The following morning there were a lot of sore heads and sore skin as everyone woke to sun burn and hangovers. The breakfast platter was put out but hardly touched, a bit of swimming helped relieve some of the pain but otherwise mostly rest. Late in the afternoon we set sail for our final destination, Cartegena, Colombia. This was to be a 30 hour transit in the open sea! Out came the sails for the first time and into open waters we went. Nearly straight away the seas picked up and the small catamaran was being thrown all over the place, water was being sprayed over the decks and the bikes were getting covered in salt water.

Even with Stuart's 12 years of Naval service, he was still prone to sea sickness and quickly retired to his bed. Janell and Skyla seemed unaffected by the inclement seas and Janell read a book while Skyla relaxed by the kitchen waiting for the next meal to be prepared. For those maritime aware readers we were in sea state 5 waters and the Captain said it was the biggest seas he had seen on this boat. Finally we were sailing the Caribbean, and we felt horrible. All the hatches had to be closed to stop water from flooding into the cabins. This meant that none of the bunks had ventilation and with the lack of air conditioning it was unbearable for most below decks (apart from the lucky ones with the captains cabin). Every comfortable spot on the upper decks was occupied with one person or another, all sick, either still from the hang over, sun stroke or now from the sea sickness. The boat had turned into a cesspit with food and alcohol spilt everywhere, patches of vomit and sea water leaking into cabins all over. It wasn't long before we just wanted off the boat!!

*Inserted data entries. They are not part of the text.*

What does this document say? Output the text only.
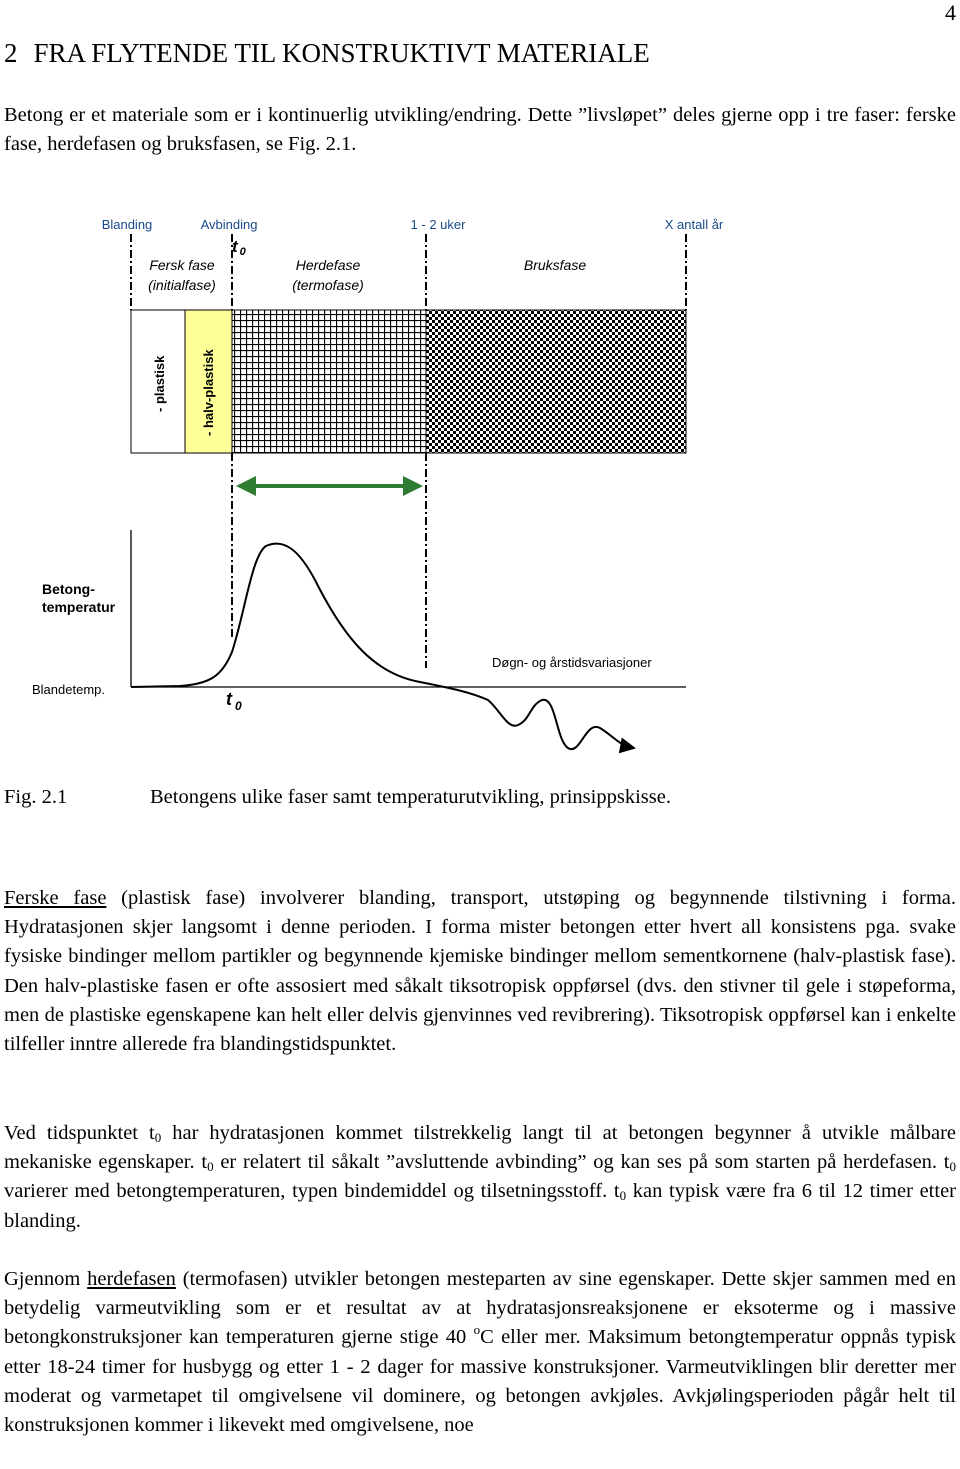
4
2 FRA FLYTENDE TIL KONSTRUKTIVT MATERIALE
Betong er et materiale som er i kontinuerlig utvikling/endring. Dette ”livsløpet” deles gjerne opp i tre faser: ferske fase, herdefasen og bruksfasen, se Fig. 2.1.
Blanding	Avbinding	1 - 2 uker	X antall år
t 0
Fersk fase
(initialfase)
Herdefase
(termofase)
Bruksfase
- plastisk	- halv-plastisk
Betong-
temperatur
Blandetemp.
Døgn- og årstidsvariasjoner
t $_0$
Fig. 2.1	Betongens ulike faser samt temperaturutvikling, prinsippskisse.
Ferske fase (plastisk fase) involverer blanding, transport, utstøping og begynnende tilstivning i forma. Hydratasjonen skjer langsomt i denne perioden. I forma mister betongen etter hvert all konsistens pga. svake fysiske bindinger mellom partikler og begynnende kjemiske bindinger mellom sementkornene (halv-plastisk fase). Den halv-plastiske fasen er ofte assosiert med såkalt tiksotropisk oppførsel (dvs. den stivner til gele i støpeforma, men de plastiske egenskapene kan helt eller delvis gjenvinnes ved revibrering). Tiksotropisk oppførsel kan i enkelte tilfeller inntre allerede fra blandingstidspunktet.
Ved tidspunktet $t_0$ har hydratasjonen kommet tilstrekkelig langt til at betongen begynner å utvikle målbare mekaniske egenskaper. $t_0$ er relatert til såkalt ”avsluttende avbinding” og kan ses på som starten på herdefasen. $t_0$ varierer med betongtemperaturen, typen bindemiddel og tilsetningsstoff. $t_0$ kan typisk være fra 6 til 12 timer etter blanding.
Gjennom herdefasen (termofasen) utvikler betongen mesteparten av sine egenskaper. Dette skjer sammen med en betydelig varmeutvikling som er et resultat av at hydratasjonsreaksjonene er eksoterme og i massive betongkonstruksjoner kan temperaturen gjerne stige 40 $^o$C eller mer. Maksimum betongtemperatur oppnås typisk etter 18-24 timer for husbygg og etter 1 - 2 dager for massive konstruksjoner. Varmeutviklingen blir deretter mer moderat og varmetapet til omgivelsene vil dominere, og betongen avkjøles. Avkjølingsperioden pågår helt til konstruksjonen kommer i likevekt med omgivelsene, noe
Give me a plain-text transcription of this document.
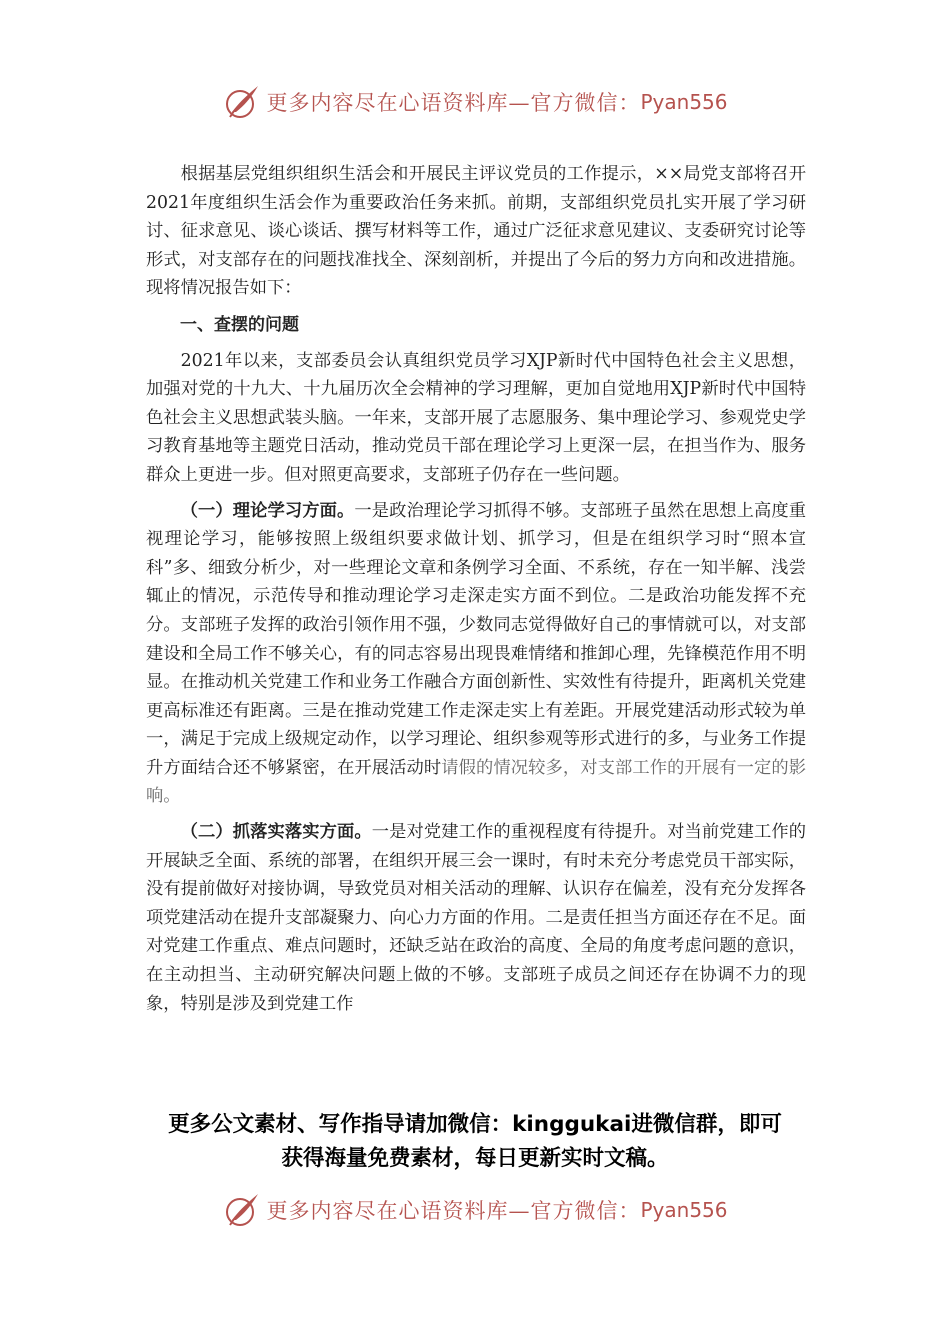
更多内容尽在心语资料库—官方微信： Pyan556

根据基层党组织组织生活会和开展民主评议党员的工作提示，××局党支部将召开2021年度组织生活会作为重要政治任务来抓。前期，支部组织党员扎实开展了学习研讨、征求意见、谈心谈话、撰写材料等工作，通过广泛征求意见建议、支委研究讨论等形式，对支部存在的问题找准找全、深刻剖析，并提出了今后的努力方向和改进措施。现将情况报告如下：

一、查摆的问题

2021年以来，支部委员会认真组织党员学习XJP新时代中国特色社会主义思想，加强对党的十九大、十九届历次全会精神的学习理解，更加自觉地用XJP新时代中国特色社会主义思想武装头脑。一年来，支部开展了志愿服务、集中理论学习、参观党史学习教育基地等主题党日活动，推动党员干部在理论学习上更深一层，在担当作为、服务群众上更进一步。但对照更高要求，支部班子仍存在一些问题。

（一）理论学习方面。一是政治理论学习抓得不够。支部班子虽然在思想上高度重视理论学习，能够按照上级组织要求做计划、抓学习，但是在组织学习时“照本宣科”多、细致分析少，对一些理论文章和条例学习全面、不系统，存在一知半解、浅尝辄止的情况，示范传导和推动理论学习走深走实方面不到位。二是政治功能发挥不充分。支部班子发挥的政治引领作用不强，少数同志觉得做好自己的事情就可以，对支部建设和全局工作不够关心，有的同志容易出现畏难情绪和推卸心理，先锋模范作用不明显。在推动机关党建工作和业务工作融合方面创新性、实效性有待提升，距离机关党建更高标准还有距离。三是在推动党建工作走深走实上有差距。开展党建活动形式较为单一，满足于完成上级规定动作，以学习理论、组织参观等形式进行的多，与业务工作提升方面结合还不够紧密，在开展活动时请假的情况较多，对支部工作的开展有一定的影响。

（二）抓落实落实方面。一是对党建工作的重视程度有待提升。对当前党建工作的开展缺乏全面、系统的部署，在组织开展三会一课时，有时未充分考虑党员干部实际，没有提前做好对接协调，导致党员对相关活动的理解、认识存在偏差，没有充分发挥各项党建活动在提升支部凝聚力、向心力方面的作用。二是责任担当方面还存在不足。面对党建工作重点、难点问题时，还缺乏站在政治的高度、全局的角度考虑问题的意识，在主动担当、主动研究解决问题上做的不够。支部班子成员之间还存在协调不力的现象，特别是涉及到党建工作

更多公文素材、写作指导请加微信：kinggukai进微信群，即可
获得海量免费素材，每日更新实时文稿。
更多内容尽在心语资料库—官方微信： Pyan556
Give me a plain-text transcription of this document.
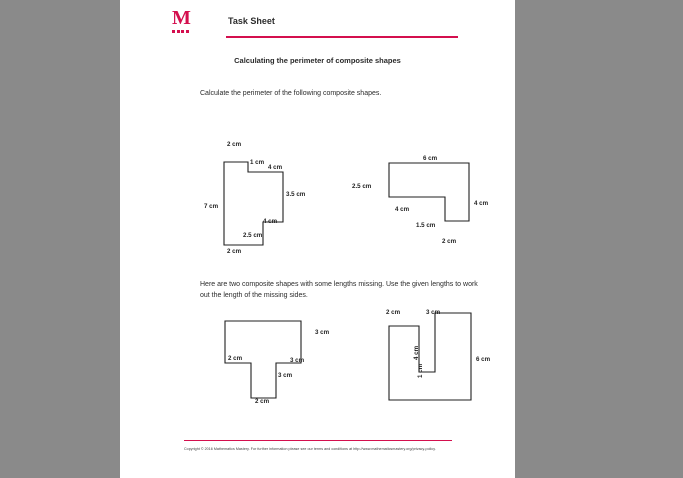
M	Task Sheet
Calculating the perimeter of composite shapes
Calculate the perimeter of the following composite shapes.
Here are two composite shapes with some lengths missing. Use the given lengths to work out the length of the missing sides.
2 cm
1 cm
4 cm
3.5 cm
4 cm
2.5 cm
2 cm
7 cm
6 cm
2.5 cm
4 cm
4 cm
1.5 cm
2 cm
3 cm
2 cm	3 cm
3 cm
2 cm
2 cm	3 cm
4 cm
1 cm
6 cm
Copyright © 2016 Mathematics Mastery. For further information please see our terms and conditions at http://www.mathematicsmastery.org/privacy-policy.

Through the night, the seas picked up even more and the boat was making some terrible noises. The Pack Track lay in their bed wondering if the boat was able to make the journey, the cracking noises were horrendous and Skyla was clearly distressed as she cuddled up very closely all night hoping we'd keep her safe. The second day saw the biggest seas, the deck was constantly being washed with sea water and the hatch above the captains cabin bed was leaking resulting in a wet bed. The day dragged on and we kept thinking about reaching land and getting back on the bikes. When we went to bed for the last night we were expecting to get in to port by 3am the next morning. Through the night the line holding the main sail broke on two separate occasions, again our confidence in the boat reduced.

We got out of bed at around 7am having had a very broken and wet sleep but excited about getting off the boat. Our hearts sank again as we discovered we were still at sea, moving very slowly now and with no land in sight. The captain explained that we had run out of fuel and were now relying on sail power alone. The seas were now much smaller and we were comfortably able to sit on the upper decks, all wondering if we'd make it to Colombia that day. We'd run out of food and fresh water by this point, luckily Captain Fritz had the forethought to provide some emergency jerry cans of water, but this wasn't going to last long. By midday we could finally see land, but at the speed we were going it was going to be another two or three hours before reaching our anchorage.

On arriving in Catargena, all passengers were taken ashore to the local DIAN (immigration) office and passports processed but no preparations had been made for our bikes. After some fussing about we were told that the bikes had to remain on the boat until the next day and then taken directly to customs. We needed something nice to get our spirits up so booked into a luxury hotel (still within our budget) and got some rest ready to deal with drama of importing the bikes into Colombia. To be honest the process turned out to be very straight forward, not really any different to what we'd come to expect at any other border crossing.

After three nights resting and exploring Cartegena it was back on the road with 4,000km to cover across Venezuela to Manaus, Brazil!